In response, the memo advices that Democrats should “go on offense” and focus on messaging that does “three fundamental things:
- “Takes the Democrats’ side in the argument – defending our values and ideas rather than running from them or promoting anti-government and conservative ideas, and cheerleading concrete positive impacts of the Biden Administration in a way that connects emotionally and acknowledges the real pain people are in – ie., ‘We’re going to be okay.’
- Inoculates against the GOP attacks by calling them out for their obstruction, extremism, and racial division and explaining why they are doing all of it – for their corporate backers, at the expense of the rest of us; and
- Makes the voter the hero of the story and leans into the power of cross-racial solidarity to do big things, including naming all the parts of our winning coalition – white, Black, Latino and Asian American voters.”
As Greg Sargent and Paul Waldman write in the Washington Post about the new memo and its implications:
As they face the possibility of a midterm election calamity, Democrats are engaged in a debate about whether to focus their message on ‘kitchen-table issues’ to win independent voters, or to make a strong attack on Republican culture-war demagoguery, which could energize their own voters to turn out.

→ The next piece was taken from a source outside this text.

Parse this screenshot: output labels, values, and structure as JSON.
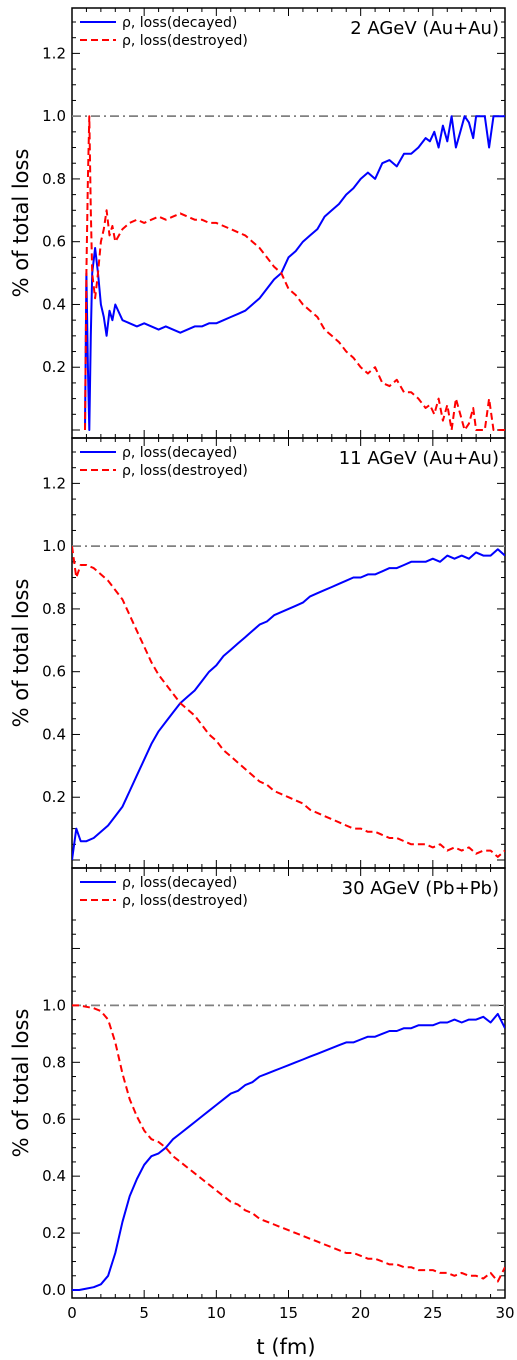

But why not do both?
…To repeat, the political environment might be so forbidding that no message will be able to rescue Democrats. But this approach seems promising, in that it at least it tries to accomplish both necessary goals of winning moderates and energizing liberals, the goals of persuasion and turnout.
According to Vanessa Cardenas, Deputy Director of America’s Voice:
Way to Win’s recommendations ring true for those of us focused on immigration and border issues ahead of the midterms.
Instead of avoiding hot-button issues such as immigration, Democrats need to confront them head-on and forcefully articulate their vision. By standing for solutions and values, by defining the radicalism of their opponents, and by making the voter the hero in the story, Democrats have the opportunity not just to neutralize Republican attacks but to win over swing voters and mobilize base voters.
The majority of the public supports the Democrats’ vision on immigration – 70% support a path to citizenship and three-quarters believe immigration is good for America – and voters want solutions that promise to modernize an outdated and broken immigration system. Democrats need to call out Republican radicalism and xenophobia – making it clear that GOP candidates are not offering real solutions but only rank cruelty and racially divisive dog-whistles.